Celui de Bilboquet était de ce nombre, il était
de l'arrière-garde qui empêchait les milliers de
Cosaques qui suivaient la retraite de l'armée de massacrer
les malheureux soldats isolés.
Un jour, ils venaient de franchir une
petite rivière, et pour retarder la poursuite des ennemis,
on avait essayé de faire sauter deux arches du pont en bois
qu'on venait de traverser ; mais les tonneaux de poudre
avaient été posés si
précipitamment, que l'explosion ne produisit que peu
d'effet ; les arches furent cependant
démantibulées, mais toute la charpente appuyait
encore sur une poutre qui la retenait, et qui, si les ennemis fussent
arrivés, eût bientôt permis de
reconstruire le pont. Le général qui commandait,
voyant que le salut d'une partie de l'armée
dépendait de la destruction de ce pont, voulut envoyer
quelques sapeurs pour abattre cette poutre et entraîner le
reste de la charpente ; mais, au moment où ils
s'apprêtaient à s'embarquer, l'ennemi arrive de
l'autre côté de la rivière et commence
un feu si terrible de coups de fusil, qu'il ne paraissait pas probable
qu'aucun sapeur vivant pût arriver jusqu'à la
fatale poutre. Aussi allait-on se retirer en se défendant,
lorsque tout à coup on voit s'élancer un soldat
dans la rivière, une hache sur
l'épaule ; il plonge et reparait peu
après, et à sa barbe on reconnaît
bientôt que c'est un sapeur qui se dévoue au salut
de tous. Tout le régiment attentif le suit des yeux, tandis
qu'il nage et que les ennemis font bouillonner l'eau autour de lui
d'une grêle
de balles ; mais le brave sapeur n'en avance pas moins
vigoureusement.
Enfin il arrive après des efforts inouïs, monte sur
le pied de la pile, et en quelques coups de hache abat le reste de la
poutre qui de loin semblait énorme, mais qui
était aux trois quarts brisée. Aussitôt
la charpente des deux arches s'abîme dans la
rivière, l'eau jaillit en l'air avec un fracas
épouvantable, et l'on ne voit plus le brave sapeur. Mais
tout à coup, parmi les débris qui surnagent, on
l'aperçoit se dirigeant vers la rive. Tout le monde s'y
élance, rempli d'admiration et de joie, car,
malgré tant de malheurs, on était joyeux de voir
faire de si nobles actions ; on tend des perches au nageur, on
l'excite, on l'encourage ; le général
lui-même s'approche au bord de l'eau, et n'est pas peu
étonné de voir sortir Bilboquet avec une grande
barbe noire pendue au menton.
— Qu'est-ce que c'est que
ça ?
s'écrie-t-il, et que signifie cette mascarade ?

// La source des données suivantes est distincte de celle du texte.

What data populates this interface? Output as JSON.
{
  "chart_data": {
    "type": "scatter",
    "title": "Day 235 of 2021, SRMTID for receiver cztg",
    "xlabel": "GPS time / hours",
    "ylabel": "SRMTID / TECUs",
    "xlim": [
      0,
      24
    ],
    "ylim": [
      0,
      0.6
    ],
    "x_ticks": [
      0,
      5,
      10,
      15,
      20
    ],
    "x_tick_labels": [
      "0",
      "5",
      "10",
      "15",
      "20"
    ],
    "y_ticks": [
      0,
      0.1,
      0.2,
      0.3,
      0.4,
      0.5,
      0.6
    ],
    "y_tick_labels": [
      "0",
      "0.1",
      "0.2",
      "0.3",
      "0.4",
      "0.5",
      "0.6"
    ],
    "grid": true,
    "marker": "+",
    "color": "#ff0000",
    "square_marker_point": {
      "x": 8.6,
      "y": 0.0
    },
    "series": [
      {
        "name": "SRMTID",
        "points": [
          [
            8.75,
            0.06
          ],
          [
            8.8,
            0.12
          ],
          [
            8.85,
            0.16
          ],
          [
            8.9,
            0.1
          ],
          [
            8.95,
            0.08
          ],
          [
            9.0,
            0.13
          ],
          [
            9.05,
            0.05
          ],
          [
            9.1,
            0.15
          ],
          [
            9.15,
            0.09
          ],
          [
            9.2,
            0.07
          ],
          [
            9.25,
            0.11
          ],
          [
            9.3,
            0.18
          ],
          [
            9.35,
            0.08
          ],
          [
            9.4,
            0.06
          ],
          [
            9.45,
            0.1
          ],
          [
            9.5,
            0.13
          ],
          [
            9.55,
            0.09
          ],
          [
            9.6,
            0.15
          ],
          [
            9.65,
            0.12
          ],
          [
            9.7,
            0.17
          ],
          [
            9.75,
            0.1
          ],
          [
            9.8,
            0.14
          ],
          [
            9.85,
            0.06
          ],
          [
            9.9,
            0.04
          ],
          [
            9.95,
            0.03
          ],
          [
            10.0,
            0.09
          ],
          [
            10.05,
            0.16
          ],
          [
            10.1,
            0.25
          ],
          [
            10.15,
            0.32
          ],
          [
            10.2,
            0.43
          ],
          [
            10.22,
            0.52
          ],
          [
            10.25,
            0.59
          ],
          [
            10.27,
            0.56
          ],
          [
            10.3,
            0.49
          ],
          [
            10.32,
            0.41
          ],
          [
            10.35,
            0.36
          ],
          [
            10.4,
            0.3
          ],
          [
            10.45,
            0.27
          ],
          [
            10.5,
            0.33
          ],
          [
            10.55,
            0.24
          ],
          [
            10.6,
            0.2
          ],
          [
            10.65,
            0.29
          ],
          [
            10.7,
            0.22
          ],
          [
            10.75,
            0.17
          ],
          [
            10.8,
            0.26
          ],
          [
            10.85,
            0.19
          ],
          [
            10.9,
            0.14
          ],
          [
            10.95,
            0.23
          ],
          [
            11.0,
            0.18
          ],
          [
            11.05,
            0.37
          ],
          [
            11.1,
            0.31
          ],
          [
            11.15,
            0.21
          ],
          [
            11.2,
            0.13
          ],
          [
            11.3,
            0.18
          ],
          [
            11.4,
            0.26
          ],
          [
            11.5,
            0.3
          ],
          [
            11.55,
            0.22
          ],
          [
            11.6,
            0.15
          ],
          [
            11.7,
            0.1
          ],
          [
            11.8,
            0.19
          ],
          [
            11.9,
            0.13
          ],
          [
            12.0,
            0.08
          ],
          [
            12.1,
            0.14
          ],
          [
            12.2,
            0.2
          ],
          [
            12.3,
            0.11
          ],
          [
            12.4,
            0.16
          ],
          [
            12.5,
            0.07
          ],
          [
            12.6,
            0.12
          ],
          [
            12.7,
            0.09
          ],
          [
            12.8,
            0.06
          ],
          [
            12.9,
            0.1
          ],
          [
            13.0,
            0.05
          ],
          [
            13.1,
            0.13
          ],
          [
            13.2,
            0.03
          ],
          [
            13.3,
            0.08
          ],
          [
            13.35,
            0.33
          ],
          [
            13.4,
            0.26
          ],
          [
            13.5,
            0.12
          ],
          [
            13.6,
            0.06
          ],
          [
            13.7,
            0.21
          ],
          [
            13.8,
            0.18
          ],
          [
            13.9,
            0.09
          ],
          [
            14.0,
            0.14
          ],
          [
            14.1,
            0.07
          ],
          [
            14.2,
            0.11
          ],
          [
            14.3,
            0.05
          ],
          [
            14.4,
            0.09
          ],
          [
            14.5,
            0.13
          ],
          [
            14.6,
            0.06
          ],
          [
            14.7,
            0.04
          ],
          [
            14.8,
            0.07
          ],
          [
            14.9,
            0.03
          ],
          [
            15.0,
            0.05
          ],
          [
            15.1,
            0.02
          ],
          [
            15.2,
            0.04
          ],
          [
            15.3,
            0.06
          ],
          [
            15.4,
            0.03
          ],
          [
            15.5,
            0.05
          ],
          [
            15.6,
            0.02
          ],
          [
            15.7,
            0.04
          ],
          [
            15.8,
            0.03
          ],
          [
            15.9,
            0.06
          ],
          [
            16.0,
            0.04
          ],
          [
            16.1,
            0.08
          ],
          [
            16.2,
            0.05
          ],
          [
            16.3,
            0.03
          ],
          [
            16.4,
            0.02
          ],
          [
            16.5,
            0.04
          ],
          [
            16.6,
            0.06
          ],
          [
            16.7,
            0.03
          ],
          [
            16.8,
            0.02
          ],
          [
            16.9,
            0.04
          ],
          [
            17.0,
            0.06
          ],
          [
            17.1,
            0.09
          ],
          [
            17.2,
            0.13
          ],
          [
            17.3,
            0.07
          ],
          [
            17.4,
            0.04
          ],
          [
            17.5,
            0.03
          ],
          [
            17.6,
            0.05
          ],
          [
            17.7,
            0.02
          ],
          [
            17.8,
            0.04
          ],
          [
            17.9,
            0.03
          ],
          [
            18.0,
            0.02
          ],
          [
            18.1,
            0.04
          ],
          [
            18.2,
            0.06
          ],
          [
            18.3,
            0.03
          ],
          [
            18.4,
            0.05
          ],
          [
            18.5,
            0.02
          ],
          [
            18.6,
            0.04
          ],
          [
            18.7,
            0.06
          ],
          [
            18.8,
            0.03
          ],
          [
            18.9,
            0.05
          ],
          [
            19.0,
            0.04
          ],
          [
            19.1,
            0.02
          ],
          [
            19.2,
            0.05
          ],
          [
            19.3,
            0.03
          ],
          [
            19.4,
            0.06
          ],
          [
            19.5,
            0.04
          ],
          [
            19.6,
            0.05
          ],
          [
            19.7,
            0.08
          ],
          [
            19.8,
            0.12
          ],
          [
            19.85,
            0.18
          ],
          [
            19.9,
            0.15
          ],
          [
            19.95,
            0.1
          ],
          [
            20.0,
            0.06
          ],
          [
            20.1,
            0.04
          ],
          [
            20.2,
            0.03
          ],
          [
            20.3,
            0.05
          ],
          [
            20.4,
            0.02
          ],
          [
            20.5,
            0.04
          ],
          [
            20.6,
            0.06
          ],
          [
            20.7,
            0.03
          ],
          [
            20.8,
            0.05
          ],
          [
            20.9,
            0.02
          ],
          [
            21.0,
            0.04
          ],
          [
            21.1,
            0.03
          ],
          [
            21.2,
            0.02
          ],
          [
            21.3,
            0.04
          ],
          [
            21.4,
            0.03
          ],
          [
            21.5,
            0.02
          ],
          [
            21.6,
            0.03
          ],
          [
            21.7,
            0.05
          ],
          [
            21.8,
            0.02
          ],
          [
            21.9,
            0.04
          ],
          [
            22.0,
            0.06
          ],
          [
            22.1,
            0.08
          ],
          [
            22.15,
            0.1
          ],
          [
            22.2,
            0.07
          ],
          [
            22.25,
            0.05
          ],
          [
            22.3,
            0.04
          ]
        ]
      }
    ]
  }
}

— C'est moi, dit le tambour,
c'est Bilboquet, à
qui vous avez dit qu'on lui donnerait la croix quand il aurait de la
barbe au menton. En voici une qui est fameuse, j'espère...
Allez, allez, je n'y ai rien épargné ;
il y en a pour votre argent, et vos vingt francs y ont
passé !
Le
général demeura
stupéfait de tant de courage et de finesse à la
fois. Il prit la main à Bilboquet comme s'il eût
été un homme, et lui donna, sur-le-champ, la
croix que lui-même portait à sa
boutonnière, et qu'il avait gagnée à
force de bravoure et de services. Depuis ce temps, les anciens du
régiment saluaient Bilboquet avec amitié, et le
tambour-maître ne lui donna plus de coups de canne.